Asıl sorunu anlatan 'ittifak' Dini bir siyasi eylem sloganına indirgeyenler de meseleyi hep kültürel boyutuyla koydu. Kitleye o dille hitap ettiler. İslamcı radikallerin eylemleri ve söylemleri Müslüman olmayanlarda tepki doğururken, modernleşme ile Müslüman toplumların nasıl hesaplaşacakları hem bu toplumlar hem de başkaları açısından ön plana çıktı. Pazartesi günü açıklanan Medeniyetler İttifakı raporu yalnız kültürel indirgemeciliği reddettiği için dahi önemli bir belge. Yaşanan sorunların emperyalizm, yoksulluk, özgürlük ve siyasi katılım eksikliği, ekonomik az gelişmişlik, küreselleşmenin tüm toplumlarda estirdiği korku rüzgarlarıyla bağlantısını kuruyor. Bu şekilde özellikle Batı ile İslam dünyası arasındaki sorunların doğru anlaşılması için gerekli çerçeveyi tanımlıyor. Bunun ötesinde her iki tarafta da meselenin içinden çıkılmaz hale gelmesine yol açacak dinamikleri ve akımları teşhir ediyor. İsrail-Filistin meselesinin çözümünü de yaşanan tüm sorunların nedeni olduğundan değil sorunların neredeyse tümünün simgesi sayıldığından merkeze yerleştiriyor.

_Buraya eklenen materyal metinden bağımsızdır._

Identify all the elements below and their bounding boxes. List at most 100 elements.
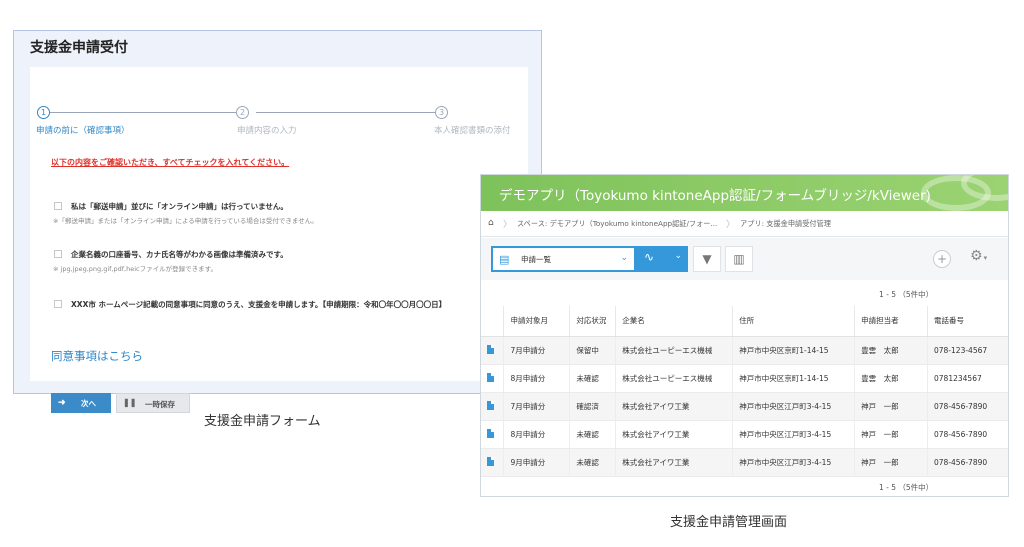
form-card: 1 2 3 申請の前に（確認事項） 申請内容の入力 本人確認書類の添付 以下の内… bbox=[30, 67, 528, 413]
column-header[interactable]: 電話番号 bbox=[927, 306, 1008, 337]
bar-chart-icon: ▥ bbox=[733, 252, 745, 266]
app-header: デモアプリ（Toyokumo kintoneApp認証/フォームブリッジ/kVi… bbox=[481, 175, 1008, 211]
table-cell: 確認済 bbox=[569, 392, 617, 421]
breadcrumb-space[interactable]: スペース: デモアプリ（Toyokumo kintoneApp認証/フォー... bbox=[517, 219, 717, 229]
table-cell: 8月申請分 bbox=[503, 420, 571, 449]
step-1-circle: 1 bbox=[37, 106, 50, 119]
pager-bottom: 1 - 5 （5件中） bbox=[879, 483, 934, 492]
table-cell: 株式会社アイワ工業 bbox=[615, 420, 734, 449]
check-note: ※「郵送申請」または「オンライン申請」による申請を行っている場合は受付できません… bbox=[53, 217, 318, 225]
column-header[interactable]: 企業名 bbox=[615, 306, 734, 337]
column-header[interactable]: 申請担当者 bbox=[854, 306, 929, 337]
home-icon[interactable]: ⌂ bbox=[488, 218, 494, 228]
graph-button[interactable]: ∿ ⌄ bbox=[636, 246, 688, 272]
table-cell: 豊雲 太郎 bbox=[854, 336, 929, 365]
record-detail-icon[interactable] bbox=[487, 344, 494, 354]
table-cell: 神戸 一郎 bbox=[854, 448, 929, 477]
table-cell: 株式会社ユーピーエス機械 bbox=[615, 364, 734, 393]
arrow-right-icon: ➜ bbox=[58, 397, 66, 407]
check-label: 私は「郵送申請」並びに「オンライン申請」は行っていません。 bbox=[71, 202, 288, 211]
table-row[interactable]: 9月申請分 未確認 株式会社アイワ工業 神戸市中央区江戸町3-4-15 神戸 一… bbox=[481, 448, 1008, 477]
table-cell: 株式会社ユーピーエス機械 bbox=[615, 336, 734, 365]
record-detail-icon[interactable] bbox=[487, 372, 494, 382]
table-cell: 神戸 一郎 bbox=[854, 420, 929, 449]
pager-top: 1 - 5 （5件中） bbox=[879, 290, 934, 299]
step-3-label: 本人確認書類の添付 bbox=[434, 126, 511, 136]
table-cell: 078-456-7890 bbox=[927, 420, 1008, 449]
record-detail-icon[interactable] bbox=[487, 400, 494, 410]
table-cell: 保留中 bbox=[569, 336, 617, 365]
table-cell: 7月申請分 bbox=[503, 336, 571, 365]
chevron-down-icon: ▾ bbox=[983, 254, 988, 262]
column-header[interactable]: 申請対象月 bbox=[503, 306, 571, 337]
checkbox[interactable] bbox=[54, 300, 62, 308]
form-window: 支援金申請受付 1 2 3 申請の前に（確認事項） 申請内容の入力 本人確認書類… bbox=[13, 30, 542, 413]
gear-icon: ⚙ bbox=[970, 248, 983, 264]
table-cell: 078-456-7890 bbox=[927, 392, 1008, 421]
chart-button[interactable]: ▥ bbox=[725, 246, 753, 272]
view-select[interactable]: ▤ 申請一覧 ⌄ bbox=[491, 246, 636, 272]
table-row[interactable]: 7月申請分 保留中 株式会社ユーピーエス機械 神戸市中央区京町1-14-15 豊… bbox=[481, 336, 1008, 365]
record-detail-icon[interactable] bbox=[487, 456, 494, 466]
table-cell: 8月申請分 bbox=[503, 364, 571, 393]
record-detail-icon[interactable] bbox=[487, 428, 494, 438]
checkbox[interactable] bbox=[54, 202, 62, 210]
admin-caption: 支援金申請管理画面 bbox=[670, 515, 788, 530]
table-cell: 9月申請分 bbox=[503, 448, 571, 477]
step-connector bbox=[256, 112, 448, 113]
form-title: 支援金申請受付 bbox=[30, 40, 128, 56]
step-2-label: 申請内容の入力 bbox=[237, 126, 297, 136]
chevron-right-icon: 〉 bbox=[503, 220, 513, 230]
table-cell: 078-123-4567 bbox=[927, 336, 1008, 365]
pause-icon: ❚❚ bbox=[123, 398, 137, 407]
table-header-row: 申請対象月 対応状況 企業名 住所 申請担当者 電話番号 bbox=[481, 306, 1008, 337]
table-header-icon-col bbox=[481, 306, 505, 337]
filter-icon: ▼ bbox=[702, 252, 712, 266]
list-view-icon: ▤ bbox=[499, 253, 510, 266]
check-label: XXX市 ホームページ記載の同意事項に同意のうえ、支援金を申請します。【申請期限… bbox=[71, 300, 447, 309]
settings-button[interactable]: ⚙▾ bbox=[970, 248, 987, 264]
next-button[interactable]: ➜ 次へ bbox=[51, 393, 111, 413]
toolbar: ▤ 申請一覧 ⌄ ∿ ⌄ ▼ ▥ + ⚙▾ bbox=[481, 238, 1008, 280]
table-cell: 株式会社アイワ工業 bbox=[615, 392, 734, 421]
form-caption: 支援金申請フォーム bbox=[204, 414, 321, 429]
step-2-circle: 2 bbox=[236, 106, 249, 119]
check-notice: 以下の内容をご確認いただき、すべてチェックを入れてください。 bbox=[51, 158, 290, 167]
table-cell: 神戸市中央区江戸町3-4-15 bbox=[732, 420, 856, 449]
temp-save-button[interactable]: ❚❚ 一時保存 bbox=[116, 393, 190, 413]
plus-icon: + bbox=[936, 252, 948, 266]
table-cell: 神戸市中央区京町1-14-15 bbox=[732, 364, 856, 393]
checkbox[interactable] bbox=[54, 250, 62, 258]
column-header[interactable]: 住所 bbox=[732, 306, 856, 337]
table-row[interactable]: 8月申請分 未確認 株式会社アイワ工業 神戸市中央区江戸町3-4-15 神戸 一… bbox=[481, 420, 1008, 449]
step-connector bbox=[44, 112, 236, 113]
chevron-down-icon: ⌄ bbox=[674, 251, 682, 261]
table-row[interactable]: 7月申請分 確認済 株式会社アイワ工業 神戸市中央区江戸町3-4-15 神戸 一… bbox=[481, 392, 1008, 421]
records-table: 申請対象月 対応状況 企業名 住所 申請担当者 電話番号 7月申請分 保留中 株… bbox=[481, 306, 1008, 477]
kintone-window: デモアプリ（Toyokumo kintoneApp認証/フォームブリッジ/kVi… bbox=[480, 174, 1009, 497]
filter-button[interactable]: ▼ bbox=[693, 246, 721, 272]
column-header[interactable]: 対応状況 bbox=[569, 306, 617, 337]
table-row[interactable]: 8月申請分 未確認 株式会社ユーピーエス機械 神戸市中央区京町1-14-15 豊… bbox=[481, 364, 1008, 393]
table-cell: 未確認 bbox=[569, 364, 617, 393]
chevron-down-icon: ⌄ bbox=[620, 253, 628, 263]
graph-icon: ∿ bbox=[644, 250, 655, 264]
chevron-right-icon: 〉 bbox=[726, 220, 736, 230]
step-3-circle: 3 bbox=[435, 106, 448, 119]
table-cell: 7月申請分 bbox=[503, 392, 571, 421]
breadcrumb-app[interactable]: アプリ: 支援金申請受付管理 bbox=[740, 219, 831, 229]
table-cell: 神戸市中央区江戸町3-4-15 bbox=[732, 448, 856, 477]
table-cell: 未確認 bbox=[569, 420, 617, 449]
check-note: ※ jpg,jpeg,png,gif,pdf,heicファイルが登録できます。 bbox=[53, 265, 217, 273]
table-cell: 神戸市中央区京町1-14-15 bbox=[732, 336, 856, 365]
table-cell: 078-456-7890 bbox=[927, 448, 1008, 477]
add-record-button[interactable]: + bbox=[933, 250, 951, 268]
check-label: 企業名義の口座番号、カナ氏名等がわかる画像は準備済みです。 bbox=[71, 250, 288, 259]
table-cell: 株式会社アイワ工業 bbox=[615, 448, 734, 477]
table-cell: 未確認 bbox=[569, 448, 617, 477]
app-title: デモアプリ（Toyokumo kintoneApp認証/フォームブリッジ/kVi… bbox=[499, 188, 931, 204]
table-cell: 0781234567 bbox=[927, 364, 1008, 393]
agree-terms-link[interactable]: 同意事項はこちら bbox=[51, 348, 143, 364]
breadcrumb: ⌂ 〉 スペース: デモアプリ（Toyokumo kintoneApp認証/フォ… bbox=[481, 211, 1008, 237]
table-cell: 神戸市中央区江戸町3-4-15 bbox=[732, 392, 856, 421]
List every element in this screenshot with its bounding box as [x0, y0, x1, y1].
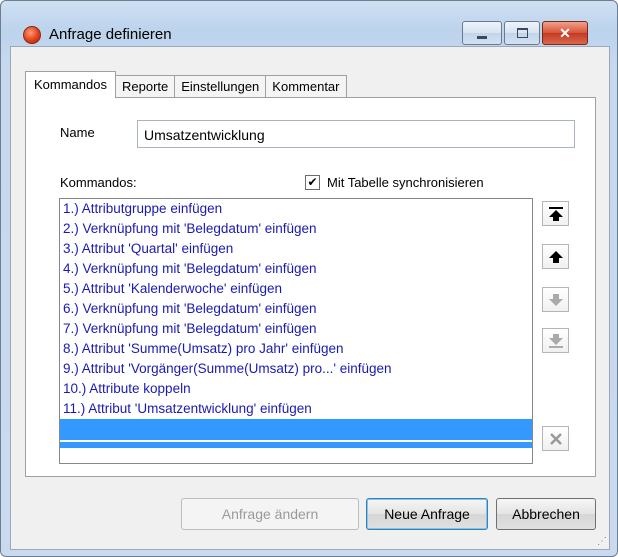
list-item[interactable]: 1.) Attributgruppe einfügen — [60, 199, 532, 219]
move-to-top-icon — [548, 206, 563, 221]
list-item-selected-end[interactable] — [60, 442, 532, 448]
dialog-window: Anfrage definieren ✕ Kommandos Reporte E… — [0, 0, 618, 557]
move-up-icon — [548, 250, 563, 263]
minimize-button[interactable] — [462, 21, 502, 45]
commands-label: Kommandos: — [60, 175, 137, 190]
tab-kommandos[interactable]: Kommandos — [25, 71, 116, 98]
close-icon: ✕ — [559, 24, 571, 41]
name-label: Name — [60, 125, 95, 140]
move-to-bottom-button[interactable] — [542, 328, 569, 353]
maximize-button[interactable] — [504, 21, 540, 45]
list-item[interactable]: 6.) Verknüpfung mit 'Belegdatum' einfüge… — [60, 299, 532, 319]
tab-kommentar[interactable]: Kommentar — [265, 75, 347, 98]
app-icon — [23, 26, 41, 44]
minimize-icon — [477, 35, 487, 39]
list-item[interactable]: 7.) Verknüpfung mit 'Belegdatum' einfüge… — [60, 319, 532, 339]
list-item[interactable]: 11.) Attribut 'Umsatzentwicklung' einfüg… — [60, 399, 532, 419]
list-item[interactable]: 2.) Verknüpfung mit 'Belegdatum' einfüge… — [60, 219, 532, 239]
commands-list[interactable]: 1.) Attributgruppe einfügen 2.) Verknüpf… — [59, 198, 533, 464]
tab-einstellungen[interactable]: Einstellungen — [174, 75, 267, 98]
delete-button[interactable] — [542, 426, 569, 451]
name-input[interactable]: Umsatzentwicklung — [137, 120, 575, 148]
list-item[interactable]: 3.) Attribut 'Quartal' einfügen — [60, 239, 532, 259]
sync-checkbox[interactable]: ✔ — [305, 175, 320, 190]
resize-grip-icon[interactable]: ⋰ — [597, 536, 607, 547]
move-to-top-button[interactable] — [542, 201, 569, 226]
move-down-icon — [548, 293, 563, 306]
move-up-button[interactable] — [542, 244, 569, 269]
list-item[interactable]: 5.) Attribut 'Kalenderwoche' einfügen — [60, 279, 532, 299]
window-title: Anfrage definieren — [49, 26, 172, 43]
new-query-button[interactable]: Neue Anfrage — [366, 498, 488, 530]
tab-bar: Kommandos Reporte Einstellungen Kommenta… — [25, 71, 347, 98]
list-item[interactable]: 8.) Attribut 'Summe(Umsatz) pro Jahr' ei… — [60, 339, 532, 359]
cancel-button[interactable]: Abbrechen — [496, 498, 596, 530]
close-button[interactable]: ✕ — [542, 21, 588, 45]
list-item[interactable]: 10.) Attribute koppeln — [60, 379, 532, 399]
maximize-icon — [516, 28, 528, 38]
checkmark-icon: ✔ — [307, 175, 318, 189]
list-item[interactable]: 9.) Attribut 'Vorgänger(Summe(Umsatz) pr… — [60, 359, 532, 379]
move-down-button[interactable] — [542, 287, 569, 312]
list-item[interactable]: 4.) Verknüpfung mit 'Belegdatum' einfüge… — [60, 259, 532, 279]
sync-checkbox-label[interactable]: Mit Tabelle synchronisieren — [327, 175, 484, 190]
move-to-bottom-icon — [548, 333, 563, 348]
delete-icon — [549, 432, 562, 445]
title-bar[interactable]: Anfrage definieren ✕ — [1, 1, 617, 45]
list-item-selected[interactable] — [60, 419, 532, 440]
tab-reporte[interactable]: Reporte — [114, 75, 176, 98]
change-query-button[interactable]: Anfrage ändern — [181, 498, 359, 530]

Erdoğan Papa'yla görüşmeli Bu projenin hamilerinden birinin Türkiye olması da, raporun Türkiye'deki bir toplantıyla açıklanması da hafife alınacak gelişmeler değil. Türkiye bu rolüyle yalnızca şanını artırmıyor; aynı zamanda sorumluluk da yükleniyor. Meseleye böyle baktığınızda sürekli medeniyetler çatışmasına karşı diyaloğu öne süren Başbakan Erdoğan'ın Papa geldiğinde Türkiye'de olması gerekir. İç politikada kendisine karşı kullanılabilecek kaygısıyla Papa ile buluşmamak hem misyona ters düşer hem de sorumluluktan kaçma anlamına gelir. Riga'daki NATO toplantısına gidecek biri bulunabilir. Papa'nın bu ziyareti o toplantıdan önemlidir. Papa geçenlerde yaptığı konuşmayla ortalığı sarstı. Türkiye'nin AB üyeliğine de kültürel nedenlerle karşı çıkıyor. Bu koşullarda kendisinin herhangi bir başka Müslüman ülkeyi ziyaret edebilmesi düşünülemez bile. Başka bir Müslüman ülkenin Papa'yı ağırlamak istemesi de. Türkiye'yi farklı kılan budur. O nedenle dünyanın dört bucağından medya Türkiye'ye akacaktır. Tüm dünyanın gözleri Türkiye üzerindeyken Papa'nın görüşlerinin antitezini savunan Başbakan Erdoğan'ın yurt dışında olması dikkat çekecektir. Ama asıl önemlisi gerek Başbakan, gerekse Türkiye büyük bir fırsat kaçırmış olacaktır.